Long ring waves in a stratified fluid over a shear flow

TL;DR

This paper develops a theoretical framework for understanding long ring waves in a stratified fluid with shear flow, revealing how shear influences wavefront distortion and deriving a 2+1D KdV-type equation for wave amplitudes.

Contribution

It introduces a novel linear modal decomposition for ring waves in shear flows and derives a generalized 2+1D KdV equation for wave amplitude evolution.

Findings

Wavefronts are distorted differently for surface and interfacial waves.

A new singular solution describes wavefront distortion in shear flows.
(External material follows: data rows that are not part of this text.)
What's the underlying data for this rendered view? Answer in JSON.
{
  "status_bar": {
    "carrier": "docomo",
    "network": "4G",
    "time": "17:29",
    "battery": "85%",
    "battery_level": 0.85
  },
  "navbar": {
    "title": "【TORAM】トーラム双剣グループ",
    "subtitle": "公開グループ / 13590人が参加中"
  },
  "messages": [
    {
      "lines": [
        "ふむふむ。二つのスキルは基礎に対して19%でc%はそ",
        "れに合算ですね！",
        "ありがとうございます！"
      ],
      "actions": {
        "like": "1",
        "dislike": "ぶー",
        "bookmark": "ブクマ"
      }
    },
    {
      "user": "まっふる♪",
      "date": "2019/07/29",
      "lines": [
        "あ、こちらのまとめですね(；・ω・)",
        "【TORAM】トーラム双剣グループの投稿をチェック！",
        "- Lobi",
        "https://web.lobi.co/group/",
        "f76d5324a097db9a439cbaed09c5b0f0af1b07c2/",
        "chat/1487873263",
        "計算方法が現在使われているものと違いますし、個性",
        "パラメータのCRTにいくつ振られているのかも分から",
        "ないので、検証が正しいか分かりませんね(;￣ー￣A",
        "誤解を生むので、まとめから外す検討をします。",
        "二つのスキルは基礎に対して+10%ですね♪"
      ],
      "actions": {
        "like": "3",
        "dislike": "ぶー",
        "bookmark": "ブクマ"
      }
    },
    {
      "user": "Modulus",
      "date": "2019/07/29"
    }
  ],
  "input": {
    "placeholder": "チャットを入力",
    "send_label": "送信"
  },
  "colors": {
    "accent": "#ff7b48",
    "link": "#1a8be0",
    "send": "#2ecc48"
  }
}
The theory applies to two-layer fluids with piecewise-constant currents.

Abstract

Oceanic waves registered by satellite observations often have curvilinear fronts and propagate over various currents. In this paper, we study long linear and weakly-nonlinear ring waves in a stratified fluid in the presence of a depth-dependent horizontal shear flow. It is shown that despite the clashing geometries of the waves and the shear flow, there exists a linear modal decomposition (different from the known decomposition in Cartesian geometry), which can be used to describe distortion of the wavefronts of surface and internal waves, and systematically derive a 2+1 - dimensional cylindrical Korteweg-de Vries - type equation for the amplitudes of the waves. The general theory is applied to the case of the waves in a two-layer fluid with a piecewise-constant current, with an emphasis on the effect of the shear flow on the geometry of the wavefronts. The distortion of the wavefronts is described by the singular solution (envelope of the general solution) of the nonlinear first-order differential equation, constituting generalisation of the dispersion relation in this curvilinear geometry. There exists a striking difference in the shape of the wavefronts of surface and interfacial waves propagating over the same shear flow.